On silicon and economics, Garman said AWS’s long-term investment in custom chips has become central to both performance and cost control. While NVIDIA GPUs remain critical, he said AWS silicon allows the company to offer customers better price-performance and architectural choice, especially for inference. He emphasized that infrastructure constraints today are as much physical as financial, citing power availability, construction timelines, and permitting as limiting factors, while dismissing near-term feasibility of space-based data centers due to launch economics and logistics.

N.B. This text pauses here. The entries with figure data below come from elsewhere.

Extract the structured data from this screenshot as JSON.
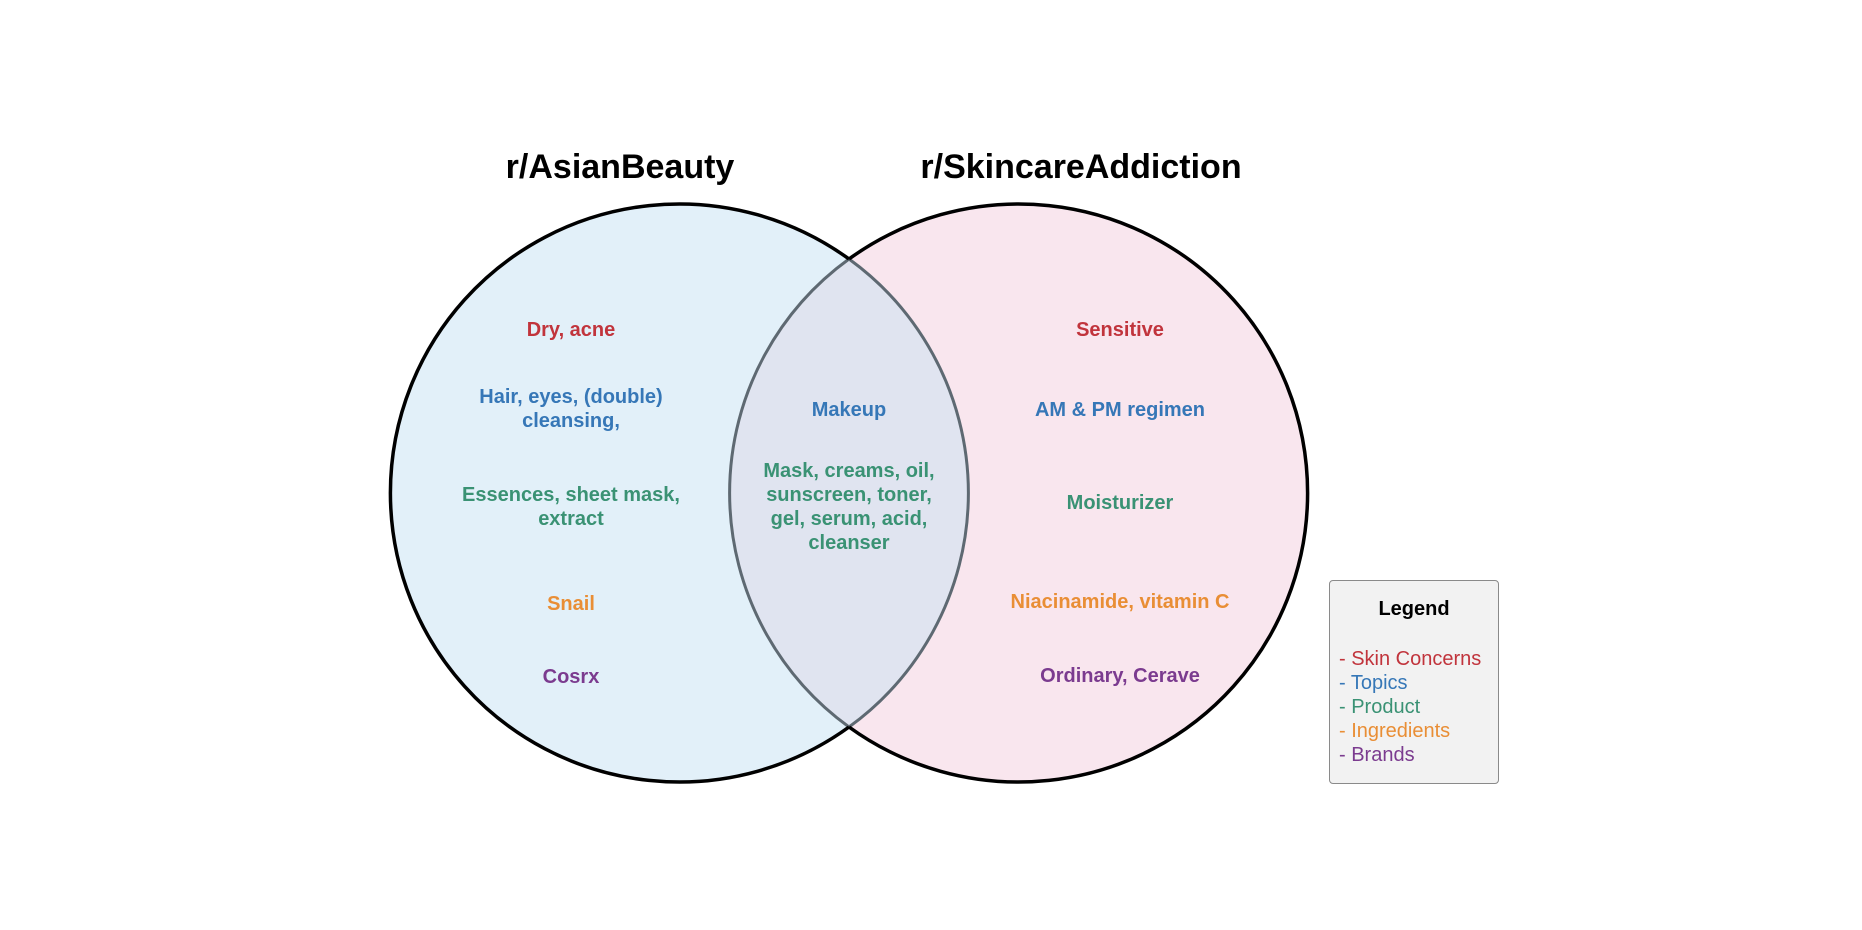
{
  "sets": {
    "left": {
      "title": "r/AsianBeauty"
    },
    "right": {
      "title": "r/SkincareAddiction"
    }
  },
  "colors": {
    "skin_concerns": "#c1343c",
    "topics": "#3677b7",
    "product": "#3a9274",
    "ingredients": "#e98e35",
    "brands": "#7b3b8f",
    "left_fill": "#e2f0f9",
    "right_fill": "#f9e6ee",
    "overlap_fill": "#e0e4f0"
  },
  "left_only": {
    "skin_concerns": "Dry, acne",
    "topics": "Hair, eyes, (double) cleansing,",
    "product": "Essences, sheet mask, extract",
    "ingredients": "Snail",
    "brands": "Cosrx"
  },
  "overlap": {
    "topics": "Makeup",
    "product": "Mask, creams, oil, sunscreen, toner, gel, serum, acid, cleanser"
  },
  "right_only": {
    "skin_concerns": "Sensitive",
    "topics": "AM & PM regimen",
    "product": "Moisturizer",
    "ingredients": "Niacinamide, vitamin C",
    "brands": "Ordinary, Cerave"
  },
  "legend": {
    "title": "Legend",
    "items": [
      {
        "label": "Skin Concerns",
        "category": "skin_concerns"
      },
      {
        "label": "Topics",
        "category": "topics"
      },
      {
        "label": "Product",
        "category": "product"
      },
      {
        "label": "Ingredients",
        "category": "ingredients"
      },
      {
        "label": "Brands",
        "category": "brands"
      }
    ]
  }
}
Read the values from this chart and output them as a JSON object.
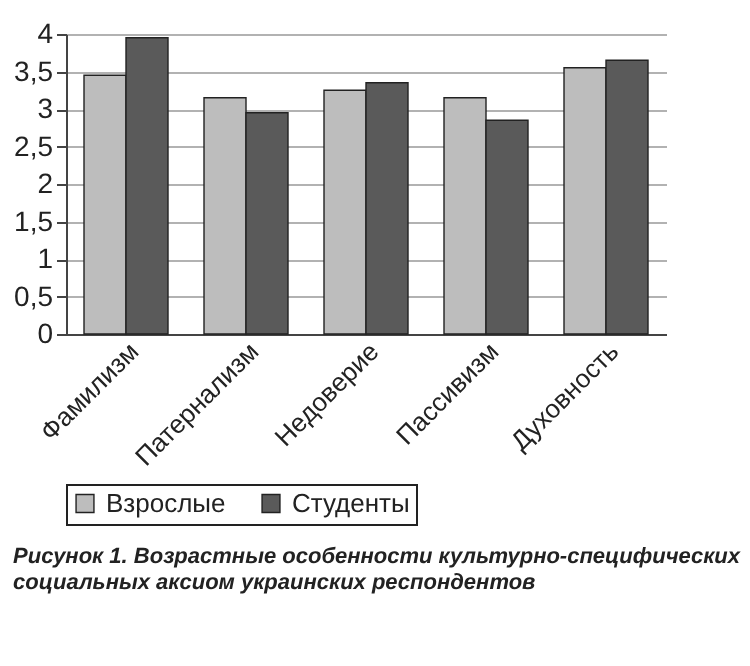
{
  "chart_data": {
    "type": "bar",
    "title": "Рисунок 1. Возрастные особенности культурно-специфических социальных аксиом украинских респондентов",
    "categories": [
      "Фамилизм",
      "Патернализм",
      "Недоверие",
      "Пассивизм",
      "Духовность"
    ],
    "series": [
      {
        "name": "Взрослые",
        "color": "#bdbdbd",
        "values": [
          3.45,
          3.15,
          3.25,
          3.15,
          3.55
        ]
      },
      {
        "name": "Студенты",
        "color": "#5a5a5a",
        "values": [
          3.95,
          2.95,
          3.35,
          2.85,
          3.65
        ]
      }
    ],
    "ylim": [
      0,
      4
    ],
    "yticks": [
      {
        "value": 0,
        "label": "0"
      },
      {
        "value": 0.5,
        "label": "0,5"
      },
      {
        "value": 1,
        "label": "1"
      },
      {
        "value": 1.5,
        "label": "1,5"
      },
      {
        "value": 2,
        "label": "2"
      },
      {
        "value": 2.5,
        "label": "2,5"
      },
      {
        "value": 3,
        "label": "3"
      },
      {
        "value": 3.5,
        "label": "3,5"
      },
      {
        "value": 4,
        "label": "4"
      }
    ],
    "grid": "y",
    "legend": "bottom"
  }
}
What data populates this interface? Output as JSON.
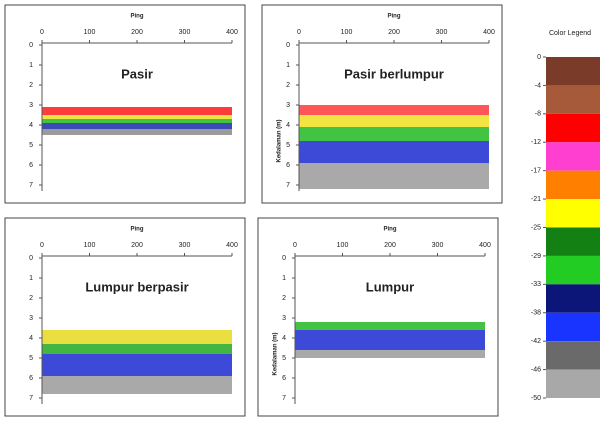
{
  "chart_data": [
    {
      "type": "echogram",
      "title": "Pasir",
      "xlabel": "Ping",
      "xlim": [
        0,
        400
      ],
      "xticks": [
        0,
        100,
        200,
        300,
        400
      ],
      "ylim": [
        0,
        7
      ],
      "yticks": [
        0,
        1,
        2,
        3,
        4,
        5,
        6,
        7
      ],
      "layers": [
        {
          "color": "#ff1a1a",
          "depth": [
            3.1,
            3.5
          ]
        },
        {
          "color": "#e8e020",
          "depth": [
            3.5,
            3.7
          ]
        },
        {
          "color": "#22b822",
          "depth": [
            3.7,
            3.9
          ]
        },
        {
          "color": "#1a2aa8",
          "depth": [
            3.9,
            4.2
          ]
        },
        {
          "color": "#8a8a8a",
          "depth": [
            4.2,
            4.5
          ]
        }
      ]
    },
    {
      "type": "echogram",
      "title": "Pasir berlumpur",
      "xlabel": "Ping",
      "ylabel": "Kedalaman (m)",
      "xlim": [
        0,
        400
      ],
      "xticks": [
        0,
        100,
        200,
        300,
        400
      ],
      "ylim": [
        0,
        7
      ],
      "yticks": [
        0,
        1,
        2,
        3,
        4,
        5,
        6,
        7
      ],
      "layers": [
        {
          "color": "#ff3a3a",
          "depth": [
            3.0,
            3.5
          ]
        },
        {
          "color": "#f0e020",
          "depth": [
            3.5,
            4.1
          ]
        },
        {
          "color": "#22b822",
          "depth": [
            4.1,
            4.8
          ]
        },
        {
          "color": "#1a2ad0",
          "depth": [
            4.8,
            5.9
          ]
        },
        {
          "color": "#9a9a9a",
          "depth": [
            5.9,
            7.2
          ]
        }
      ]
    },
    {
      "type": "echogram",
      "title": "Lumpur berpasir",
      "xlabel": "Ping",
      "xlim": [
        0,
        400
      ],
      "xticks": [
        0,
        100,
        200,
        300,
        400
      ],
      "ylim": [
        0,
        7
      ],
      "yticks": [
        0,
        1,
        2,
        3,
        4,
        5,
        6,
        7
      ],
      "layers": [
        {
          "color": "#e8d820",
          "depth": [
            3.6,
            4.3
          ]
        },
        {
          "color": "#22a822",
          "depth": [
            4.3,
            4.8
          ]
        },
        {
          "color": "#1a2ad0",
          "depth": [
            4.8,
            5.9
          ]
        },
        {
          "color": "#9a9a9a",
          "depth": [
            5.9,
            6.8
          ]
        }
      ]
    },
    {
      "type": "echogram",
      "title": "Lumpur",
      "xlabel": "Ping",
      "ylabel": "Kedalaman (m)",
      "xlim": [
        0,
        400
      ],
      "xticks": [
        0,
        100,
        200,
        300,
        400
      ],
      "ylim": [
        0,
        7
      ],
      "yticks": [
        0,
        1,
        2,
        3,
        4,
        5,
        6,
        7
      ],
      "layers": [
        {
          "color": "#22b822",
          "depth": [
            3.2,
            3.6
          ]
        },
        {
          "color": "#1a2ad0",
          "depth": [
            3.6,
            4.6
          ]
        },
        {
          "color": "#9a9a9a",
          "depth": [
            4.6,
            5.0
          ]
        }
      ]
    },
    {
      "type": "colorbar",
      "title": "Color Legend",
      "ticks": [
        0,
        -4,
        -8,
        -12,
        -17,
        -21,
        -25,
        -29,
        -33,
        -38,
        -42,
        -46,
        -50
      ],
      "colors": [
        "#7a3b28",
        "#a65a3a",
        "#ff0000",
        "#ff3fd0",
        "#ff8000",
        "#ffff00",
        "#138013",
        "#22cc22",
        "#0c1678",
        "#1a34ff",
        "#6a6a6a",
        "#a8a8a8"
      ]
    }
  ]
}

- AWS sees inference becoming embedded in every application, not a separate AI tier
- Scaling AI requires tight integration across compute, networking, storage, identity, and security
- Custom AWS silicon improves price-performance versus GPU-only architectures, particularly for inference
- Network and VPC integration are critical as agents operate across distributed systems
- Data center growth is constrained by power, permitting, and construction timelines, not capital alone
- Space-based data centers remain economically impractical due to launch and logistics costs
“When you have guardrails—security, identity, and operational controls—teams can move fast in production,” Garman said. “Our job is to give customers safe places to run fast, all the way from silicon up through the application.”